←back to thread

54 points elektor | 1 comments | | HN request time: 0s | source
Show context
dpacmittal ◴[] No.44389729[source]
Is it only me who feels its incredibly unfair for publishers, that not only did big tech trained their LLMs on free content authored by these publishers, but it's also killing their future revenue. It's like stealing from someone and then making sure they never make money again.
replies(14): >>44389781 #>>44389783 #>>44389791 #>>44389872 #>>44389919 #>>44389923 #>>44389956 #>>44389993 #>>44390022 #>>44390123 #>>44390136 #>>44390180 #>>44393273 #>>44393840 #
karaterobot ◴[] No.44389923[source]
Let's not forget that online publishing was dead on its feet before ChatGPT ever showed up. What really killed their revenue was zero barrier to entry, combined with social media monopolizing the attention of users. Every publisher fighting for smaller and smaller shares of attention with more and more outlets, leading to a race to the bottom.
replies(1): >>44390088 #
ceejayoz ◴[] No.44390088[source]
> What really killed their revenue was zero barrier to entry, combined with social media monopolizing the attention of users.

Well, and intentional efforts by the major tech companies.

Like Facebook lying about video stats to push "pivot to video". https://www.niemanlab.org/2021/09/well-this-puts-a-nail-in-t...

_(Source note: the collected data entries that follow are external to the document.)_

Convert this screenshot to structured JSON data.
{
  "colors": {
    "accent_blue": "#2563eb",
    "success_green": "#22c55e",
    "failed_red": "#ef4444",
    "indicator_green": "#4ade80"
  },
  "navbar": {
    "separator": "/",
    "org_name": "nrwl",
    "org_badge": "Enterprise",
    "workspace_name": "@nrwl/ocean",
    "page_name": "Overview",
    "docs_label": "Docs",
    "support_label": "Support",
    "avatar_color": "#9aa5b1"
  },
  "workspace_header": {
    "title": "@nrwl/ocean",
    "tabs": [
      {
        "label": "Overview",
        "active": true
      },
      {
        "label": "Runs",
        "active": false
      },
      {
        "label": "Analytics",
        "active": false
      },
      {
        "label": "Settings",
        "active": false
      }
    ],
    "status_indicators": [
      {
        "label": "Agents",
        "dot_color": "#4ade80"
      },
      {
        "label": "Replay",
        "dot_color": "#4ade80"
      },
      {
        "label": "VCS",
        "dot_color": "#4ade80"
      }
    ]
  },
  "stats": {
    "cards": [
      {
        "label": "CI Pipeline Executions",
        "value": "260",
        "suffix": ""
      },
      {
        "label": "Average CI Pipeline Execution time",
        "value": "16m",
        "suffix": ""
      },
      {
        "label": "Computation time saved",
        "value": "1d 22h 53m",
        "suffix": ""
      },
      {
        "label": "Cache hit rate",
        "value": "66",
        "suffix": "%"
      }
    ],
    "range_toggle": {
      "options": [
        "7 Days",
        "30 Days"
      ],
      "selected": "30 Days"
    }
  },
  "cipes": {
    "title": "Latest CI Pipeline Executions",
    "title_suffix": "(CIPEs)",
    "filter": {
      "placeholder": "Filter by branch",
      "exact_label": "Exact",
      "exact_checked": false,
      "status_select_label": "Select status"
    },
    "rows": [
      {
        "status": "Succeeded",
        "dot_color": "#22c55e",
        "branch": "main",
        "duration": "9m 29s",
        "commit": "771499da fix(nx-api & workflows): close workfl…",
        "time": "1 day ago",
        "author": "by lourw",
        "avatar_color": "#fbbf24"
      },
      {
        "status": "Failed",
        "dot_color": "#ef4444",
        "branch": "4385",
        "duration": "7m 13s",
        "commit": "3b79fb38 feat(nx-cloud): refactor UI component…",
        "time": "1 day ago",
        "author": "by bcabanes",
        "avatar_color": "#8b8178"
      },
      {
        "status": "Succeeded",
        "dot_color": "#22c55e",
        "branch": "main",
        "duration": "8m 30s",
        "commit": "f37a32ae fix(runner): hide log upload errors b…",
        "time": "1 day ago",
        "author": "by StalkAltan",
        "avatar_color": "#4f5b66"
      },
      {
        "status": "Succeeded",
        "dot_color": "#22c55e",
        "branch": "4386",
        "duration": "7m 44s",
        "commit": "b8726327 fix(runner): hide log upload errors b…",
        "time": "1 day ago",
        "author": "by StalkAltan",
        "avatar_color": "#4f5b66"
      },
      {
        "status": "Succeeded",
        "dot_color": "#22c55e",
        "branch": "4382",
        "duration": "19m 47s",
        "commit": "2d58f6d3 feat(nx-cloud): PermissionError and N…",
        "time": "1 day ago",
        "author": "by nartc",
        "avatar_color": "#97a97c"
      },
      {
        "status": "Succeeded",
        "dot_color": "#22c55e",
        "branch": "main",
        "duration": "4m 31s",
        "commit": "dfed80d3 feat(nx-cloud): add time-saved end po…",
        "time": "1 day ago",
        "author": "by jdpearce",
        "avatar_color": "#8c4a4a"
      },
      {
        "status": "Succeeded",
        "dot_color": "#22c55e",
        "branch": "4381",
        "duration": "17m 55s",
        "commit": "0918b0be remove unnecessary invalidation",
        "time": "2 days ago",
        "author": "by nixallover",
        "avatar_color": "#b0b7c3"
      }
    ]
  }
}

"It turns out that the metrics that Facebook was using to measure engagement with news video were wrong, massively overestimating the amount of time that users spent consuming video ads. In 2019, Facebook settled a lawsuit with those advertisers, paying them $40 million (while admitting no wrongdoing). But it was too late for the publishers who’d already pivoted to Facebook video and then either made big cuts or shut down completely when it turned out people weren’t actually watching."

replies(1): >>44390134 #
csallen ◴[] No.44390134[source]
I think this had <1% of the effect compared to what the parent stated.

The web has led to 10x more content being published in the past 30 years than was published in all of human kind's history before. And that's not including short-form posts/comments/reviews/chats/etc on social media and forums and communities.

The amount of increased competition and commoditization of content is insane.

replies(1): >>44390161 #
ceejayoz ◴[] No.44390161[source]
> I think this had <1% of the effect compared to what the parent stated.

I worked at a newspaper for years, during the early days of social media (I made our Twitter account, even... and once dropped an accidental f-bomb on it). I remember the video push; it was a huge change to workflows, hiring patterns, technology needs, etc. It was built on lies and bad data, and media outlets really haven't recovered since.

replies(1): >>44392417 #
1. azemetre ◴[] No.44392417{3}[source]
It's hard to not see this as unintentional by big tech because now these same media outlets are completely subservient to their platforms. Very few media outlets can be the New York Times most are confined to Youtube, Facebook, Instagram, Spotify, Apple Music.

It most be nice to have a 40-50% blood extraction machine when these same media companies would have owned their advertising networks if this were 30 years ago.

I can't think of a single company that wouldn't want a 40% boost in revenue.